Cinquante ans après la fondation, la présidente ne fait évidemment plus partie de la génération des fondateurs. Elle est née à Offenbach. Elle maîtrise certes le dialecte du nord de la Bavière des Egerländer, appris par ses parents, mais seulement avec une coloration sonore d'Offenbach. Gertraud Hirsch a, comme elle le dit, deux patries. La patrie réelle, dans laquelle elle a grandi, et puis aussi une "patrie dans la tête et dans le cœur".

"Ah non", dit-elle lorsqu'on lui demande si elle échangerait volontiers sa patrie d'Offenbach avec celle de ses pères. Et son mari Erich, lui aussi en costume traditionnel avec des origines égéennes, répond : "Je ne connais personne chez nous qui voudrait vivre là-bas". Mais la connaissance d'une culture perdue, c'est ce qu'ils veulent préserver, les 170 Offenbachois organisés en "Gmoi". Ils aiment sans les larmes ; celles que leurs mères ont versées.

C'est sans doute ce que voulait dire l'orateur de la fête, le Dr Wolf-Dieter Hampel, lorsqu'il a déclaré que la génération des expulsés avait été suivie par la génération des conservateurs. Hamperl est le responsable culturel de l'organisation fédérale de la région d'Egerland. Il a raconté comment, il y a des siècles, une malheureuse affaire politique a conduit à l'expulsion des Egerländer après 1945. En 1322, la ville d'Eger, qui appartenait à l'évêché bavarois de Regensburg, avait été mise en gage au roi de Bohème avec son palais impérial des Staufer. Ce n'est que parce que ce gage n'a jamais été honoré qu'Eger a rejoint l'ancien royaume de Bohême en Tchécoslovaquie en 1918. Hamperl a illustré son exposé avec des images de cette culture disparue.

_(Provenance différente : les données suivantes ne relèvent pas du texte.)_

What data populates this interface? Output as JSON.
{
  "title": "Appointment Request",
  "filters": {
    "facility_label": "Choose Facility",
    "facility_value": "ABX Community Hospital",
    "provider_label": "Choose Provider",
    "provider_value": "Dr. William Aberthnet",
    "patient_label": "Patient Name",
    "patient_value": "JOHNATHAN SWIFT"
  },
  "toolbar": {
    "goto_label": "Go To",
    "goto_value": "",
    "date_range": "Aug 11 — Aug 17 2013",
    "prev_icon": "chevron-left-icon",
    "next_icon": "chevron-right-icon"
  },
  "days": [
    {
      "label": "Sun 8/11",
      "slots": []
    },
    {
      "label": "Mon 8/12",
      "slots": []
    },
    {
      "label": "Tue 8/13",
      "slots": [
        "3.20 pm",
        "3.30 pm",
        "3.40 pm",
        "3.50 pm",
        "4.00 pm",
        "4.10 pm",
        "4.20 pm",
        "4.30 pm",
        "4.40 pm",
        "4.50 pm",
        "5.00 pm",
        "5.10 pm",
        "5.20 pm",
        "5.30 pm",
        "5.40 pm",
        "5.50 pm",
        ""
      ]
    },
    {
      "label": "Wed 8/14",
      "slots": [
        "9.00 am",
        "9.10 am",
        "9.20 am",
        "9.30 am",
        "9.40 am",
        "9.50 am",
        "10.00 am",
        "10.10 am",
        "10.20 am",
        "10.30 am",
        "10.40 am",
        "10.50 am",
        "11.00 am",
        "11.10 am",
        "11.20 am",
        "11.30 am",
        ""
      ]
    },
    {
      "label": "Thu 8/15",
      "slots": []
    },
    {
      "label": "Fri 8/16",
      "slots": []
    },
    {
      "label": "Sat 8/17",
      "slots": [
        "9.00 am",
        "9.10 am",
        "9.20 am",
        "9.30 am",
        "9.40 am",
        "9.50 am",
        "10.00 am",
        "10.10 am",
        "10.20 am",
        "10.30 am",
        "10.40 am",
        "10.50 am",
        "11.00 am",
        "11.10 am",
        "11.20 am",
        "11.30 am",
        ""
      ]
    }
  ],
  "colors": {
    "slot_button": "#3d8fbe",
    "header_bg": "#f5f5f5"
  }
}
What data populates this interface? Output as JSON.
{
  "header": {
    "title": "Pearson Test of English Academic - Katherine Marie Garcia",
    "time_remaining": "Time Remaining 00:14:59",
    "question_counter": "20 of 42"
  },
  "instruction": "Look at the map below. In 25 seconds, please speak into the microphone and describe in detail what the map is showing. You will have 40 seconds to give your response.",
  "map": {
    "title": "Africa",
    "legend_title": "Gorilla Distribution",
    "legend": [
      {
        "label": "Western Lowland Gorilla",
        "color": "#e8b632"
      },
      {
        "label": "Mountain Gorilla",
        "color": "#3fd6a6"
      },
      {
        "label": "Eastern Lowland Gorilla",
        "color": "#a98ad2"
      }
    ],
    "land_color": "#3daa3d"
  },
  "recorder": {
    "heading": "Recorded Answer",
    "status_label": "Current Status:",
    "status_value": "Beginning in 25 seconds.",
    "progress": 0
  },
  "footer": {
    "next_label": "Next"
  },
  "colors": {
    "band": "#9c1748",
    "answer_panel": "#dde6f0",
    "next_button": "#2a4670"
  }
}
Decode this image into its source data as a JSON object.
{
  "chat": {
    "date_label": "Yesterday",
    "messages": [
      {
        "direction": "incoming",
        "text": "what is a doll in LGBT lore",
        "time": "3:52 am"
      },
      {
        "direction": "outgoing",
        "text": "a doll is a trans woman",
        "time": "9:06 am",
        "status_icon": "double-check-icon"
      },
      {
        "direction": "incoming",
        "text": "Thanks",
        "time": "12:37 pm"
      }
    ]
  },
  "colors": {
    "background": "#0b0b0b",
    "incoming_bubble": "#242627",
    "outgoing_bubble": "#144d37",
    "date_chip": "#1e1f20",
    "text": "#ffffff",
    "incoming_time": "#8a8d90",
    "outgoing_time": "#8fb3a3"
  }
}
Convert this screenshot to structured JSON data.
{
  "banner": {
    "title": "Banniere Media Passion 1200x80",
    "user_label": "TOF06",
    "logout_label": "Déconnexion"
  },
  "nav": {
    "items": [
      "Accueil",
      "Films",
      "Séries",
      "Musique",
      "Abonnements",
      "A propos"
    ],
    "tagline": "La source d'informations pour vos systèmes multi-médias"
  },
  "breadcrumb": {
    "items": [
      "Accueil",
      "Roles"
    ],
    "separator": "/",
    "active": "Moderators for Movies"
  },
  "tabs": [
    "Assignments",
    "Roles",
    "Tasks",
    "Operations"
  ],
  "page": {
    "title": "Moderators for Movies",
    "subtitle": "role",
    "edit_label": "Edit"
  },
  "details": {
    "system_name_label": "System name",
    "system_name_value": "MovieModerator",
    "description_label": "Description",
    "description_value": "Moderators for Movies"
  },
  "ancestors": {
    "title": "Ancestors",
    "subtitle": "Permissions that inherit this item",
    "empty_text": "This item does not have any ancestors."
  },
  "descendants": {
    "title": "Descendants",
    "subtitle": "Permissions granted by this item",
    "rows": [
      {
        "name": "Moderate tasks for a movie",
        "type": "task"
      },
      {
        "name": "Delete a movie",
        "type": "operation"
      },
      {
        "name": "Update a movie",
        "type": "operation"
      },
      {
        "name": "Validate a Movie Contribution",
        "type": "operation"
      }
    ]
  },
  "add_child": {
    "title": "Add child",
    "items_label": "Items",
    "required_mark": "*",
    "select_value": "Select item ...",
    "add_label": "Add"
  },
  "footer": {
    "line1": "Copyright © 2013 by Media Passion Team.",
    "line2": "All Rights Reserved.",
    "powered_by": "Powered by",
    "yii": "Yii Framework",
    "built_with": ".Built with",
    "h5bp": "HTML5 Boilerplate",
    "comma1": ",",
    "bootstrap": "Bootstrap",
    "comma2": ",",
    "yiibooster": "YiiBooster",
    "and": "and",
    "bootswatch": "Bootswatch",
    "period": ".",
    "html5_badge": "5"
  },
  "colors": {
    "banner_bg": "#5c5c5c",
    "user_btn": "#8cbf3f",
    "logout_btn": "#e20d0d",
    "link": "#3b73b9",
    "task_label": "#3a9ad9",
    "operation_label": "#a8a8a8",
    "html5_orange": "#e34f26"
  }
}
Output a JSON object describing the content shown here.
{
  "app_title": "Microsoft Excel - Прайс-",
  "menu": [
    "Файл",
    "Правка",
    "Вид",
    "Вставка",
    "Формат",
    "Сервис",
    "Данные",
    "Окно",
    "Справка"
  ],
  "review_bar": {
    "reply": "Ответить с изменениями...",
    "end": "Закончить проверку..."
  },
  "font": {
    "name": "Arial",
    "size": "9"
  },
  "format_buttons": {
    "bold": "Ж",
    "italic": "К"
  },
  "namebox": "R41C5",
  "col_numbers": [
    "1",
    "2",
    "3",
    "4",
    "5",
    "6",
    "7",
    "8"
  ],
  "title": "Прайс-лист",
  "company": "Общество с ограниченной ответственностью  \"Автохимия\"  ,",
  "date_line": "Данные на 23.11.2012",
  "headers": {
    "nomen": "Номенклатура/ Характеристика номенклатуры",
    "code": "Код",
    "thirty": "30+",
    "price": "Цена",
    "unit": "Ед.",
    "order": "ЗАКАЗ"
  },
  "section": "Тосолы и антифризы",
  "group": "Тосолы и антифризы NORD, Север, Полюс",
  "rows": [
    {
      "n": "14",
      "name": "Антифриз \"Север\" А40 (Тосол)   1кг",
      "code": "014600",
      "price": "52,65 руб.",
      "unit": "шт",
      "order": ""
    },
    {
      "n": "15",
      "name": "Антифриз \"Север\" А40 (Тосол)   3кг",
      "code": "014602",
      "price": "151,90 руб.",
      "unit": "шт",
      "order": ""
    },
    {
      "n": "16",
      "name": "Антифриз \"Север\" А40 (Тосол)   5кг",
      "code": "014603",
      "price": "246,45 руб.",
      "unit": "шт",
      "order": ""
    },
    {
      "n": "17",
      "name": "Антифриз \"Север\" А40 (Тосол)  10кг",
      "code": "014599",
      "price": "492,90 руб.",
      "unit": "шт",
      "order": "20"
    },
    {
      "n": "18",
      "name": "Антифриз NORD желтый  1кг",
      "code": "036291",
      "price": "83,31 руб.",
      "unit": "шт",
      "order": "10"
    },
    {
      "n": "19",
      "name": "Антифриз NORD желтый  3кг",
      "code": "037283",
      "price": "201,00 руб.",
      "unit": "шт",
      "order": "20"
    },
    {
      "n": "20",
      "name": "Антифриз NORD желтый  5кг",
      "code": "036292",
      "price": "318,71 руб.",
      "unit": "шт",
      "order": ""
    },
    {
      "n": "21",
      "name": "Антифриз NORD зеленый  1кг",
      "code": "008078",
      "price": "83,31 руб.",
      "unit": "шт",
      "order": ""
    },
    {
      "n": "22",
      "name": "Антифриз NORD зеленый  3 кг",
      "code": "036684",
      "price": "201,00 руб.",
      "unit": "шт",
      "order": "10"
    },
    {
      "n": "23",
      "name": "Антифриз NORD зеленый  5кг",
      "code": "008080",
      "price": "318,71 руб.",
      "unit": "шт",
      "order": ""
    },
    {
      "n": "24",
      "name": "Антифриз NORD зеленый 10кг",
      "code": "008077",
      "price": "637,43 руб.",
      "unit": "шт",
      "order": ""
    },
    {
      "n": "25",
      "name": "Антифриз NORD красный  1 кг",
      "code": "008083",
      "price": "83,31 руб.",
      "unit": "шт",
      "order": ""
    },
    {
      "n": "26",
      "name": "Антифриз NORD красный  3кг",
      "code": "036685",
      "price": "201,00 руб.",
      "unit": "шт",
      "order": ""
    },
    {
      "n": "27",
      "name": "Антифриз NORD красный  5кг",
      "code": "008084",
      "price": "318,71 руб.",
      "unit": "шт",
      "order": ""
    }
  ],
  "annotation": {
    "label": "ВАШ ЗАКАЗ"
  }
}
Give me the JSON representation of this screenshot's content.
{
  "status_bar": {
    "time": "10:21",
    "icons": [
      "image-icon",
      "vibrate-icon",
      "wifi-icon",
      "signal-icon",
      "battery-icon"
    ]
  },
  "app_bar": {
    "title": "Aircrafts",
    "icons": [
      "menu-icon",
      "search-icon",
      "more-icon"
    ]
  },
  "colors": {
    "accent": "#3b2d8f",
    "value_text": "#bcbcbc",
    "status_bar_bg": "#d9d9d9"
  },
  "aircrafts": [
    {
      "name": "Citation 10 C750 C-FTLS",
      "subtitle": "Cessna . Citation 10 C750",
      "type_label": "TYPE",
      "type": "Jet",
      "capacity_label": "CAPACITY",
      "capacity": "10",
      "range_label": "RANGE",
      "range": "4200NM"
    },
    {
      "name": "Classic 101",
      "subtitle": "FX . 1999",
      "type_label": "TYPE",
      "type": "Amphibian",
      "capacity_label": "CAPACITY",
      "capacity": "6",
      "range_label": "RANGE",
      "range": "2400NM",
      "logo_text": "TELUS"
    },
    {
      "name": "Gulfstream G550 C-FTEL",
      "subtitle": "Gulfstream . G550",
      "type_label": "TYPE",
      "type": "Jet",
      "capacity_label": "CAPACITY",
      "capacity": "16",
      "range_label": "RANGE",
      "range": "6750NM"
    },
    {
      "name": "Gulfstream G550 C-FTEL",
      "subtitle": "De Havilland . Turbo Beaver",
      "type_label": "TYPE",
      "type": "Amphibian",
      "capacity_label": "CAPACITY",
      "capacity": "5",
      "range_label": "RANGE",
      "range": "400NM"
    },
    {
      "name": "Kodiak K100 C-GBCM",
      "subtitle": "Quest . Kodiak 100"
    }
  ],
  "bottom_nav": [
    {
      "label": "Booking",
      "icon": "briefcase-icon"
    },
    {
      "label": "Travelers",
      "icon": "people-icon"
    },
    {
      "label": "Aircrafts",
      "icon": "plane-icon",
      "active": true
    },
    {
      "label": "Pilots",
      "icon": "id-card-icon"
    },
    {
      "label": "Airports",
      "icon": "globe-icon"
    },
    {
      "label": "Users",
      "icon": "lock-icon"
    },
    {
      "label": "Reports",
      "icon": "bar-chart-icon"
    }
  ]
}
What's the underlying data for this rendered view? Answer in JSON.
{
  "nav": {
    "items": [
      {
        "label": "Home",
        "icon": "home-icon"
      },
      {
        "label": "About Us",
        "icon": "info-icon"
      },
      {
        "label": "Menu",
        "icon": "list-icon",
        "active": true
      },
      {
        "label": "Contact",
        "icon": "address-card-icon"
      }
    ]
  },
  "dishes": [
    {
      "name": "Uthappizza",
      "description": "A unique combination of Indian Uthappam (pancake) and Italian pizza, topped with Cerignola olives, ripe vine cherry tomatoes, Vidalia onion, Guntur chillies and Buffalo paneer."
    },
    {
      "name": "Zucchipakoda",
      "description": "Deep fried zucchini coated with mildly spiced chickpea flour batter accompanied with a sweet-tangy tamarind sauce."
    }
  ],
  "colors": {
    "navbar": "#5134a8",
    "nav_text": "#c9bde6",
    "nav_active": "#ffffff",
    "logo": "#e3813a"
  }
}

Dans un mot de bienvenue de la municipalité, Marianne Herrmann, conseillère municipale, a évoqué le fait que l'expulsion "rendait l'injustice pour l'injustice". Elle a également attiré l'attention sur l'intégration des personnes déplacées, qui a d'abord démarré avec difficulté en 1946 : "Dans les conditions de l'époque, c'était une tâche d'une ampleur inimaginable". Il a fallu beaucoup d'énergie de part et d'autre pour qu'elle soit résolue relativement rapidement. L'exposition à la Maison de l'histoire de la ville dans la Herrnstraße documente également cette histoire d'après-guerre. Une multitude de coupures de presse illustrent le long chemin vers le présent. Des objets d'usage courant, des textiles, des instruments de musique de production tyrolienne, des photos et des panneaux explicatifs donnent un large aperçu d'une culture disparue qui veut au moins rester dans les mémoires.